Apple Inc.'s App Store is coming up on its fifth anniversary. To celebrate, the company has introduced the "Five Years of the App Store" section offering some of the most popular paid apps for free. Meanwhile, it contains a timeline of specific milestones in the App Store's five year history. At its World Wide Developer's Conference, Apple CEO Tim cook said the store had "fundamentally changed the world." However, a number of the apps on the market go mostly undownloaded and become "zombie apps."

With the App store boasting 900,000 products has left many developers struggling to get noticed. BBC News reports U.S. analytics firms known as Adeven claims 579,001 of these apps are "zombies" or, apps that go largely unnoticed by the public and thus are almost never downloaded.

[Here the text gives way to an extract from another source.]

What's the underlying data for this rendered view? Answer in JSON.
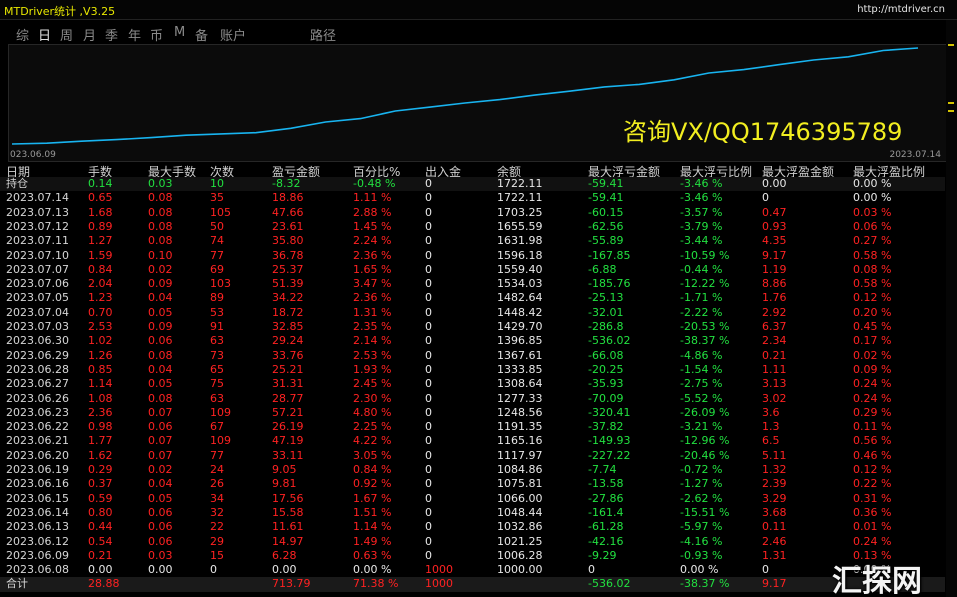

It defines zombies as apps that never appear in Apple's master-list of the most downloaded apps worldwide, a chart that runs to over 300,000 places.

Apple doesn't give out information on how many times these apps are actually downloaded, but Adeven says the numbers are significantly low.

App developer Malcolm Barclay told BBC News the amount of zombie apps was not a surprise, he feels the App Store still works as a result of safety in numbers.

"There's a lot of apps in the store that are not downloaded for good reason, they're awful," he said. "It's about making yourself attractive. If you have an attractive application that does what it sets out to do, Apple will help it get noticed."

There is some credence to this theory, Adeven's research determined 68 percent of smartphone owners used five or fewer apps each week. Many of the others purchased end up phasing out of the user's iPhone or Android device simply because they were impulse buys made while browsing the app store that don't have any real staying power. With these downloads, visibility was the key in at least giving it a shot.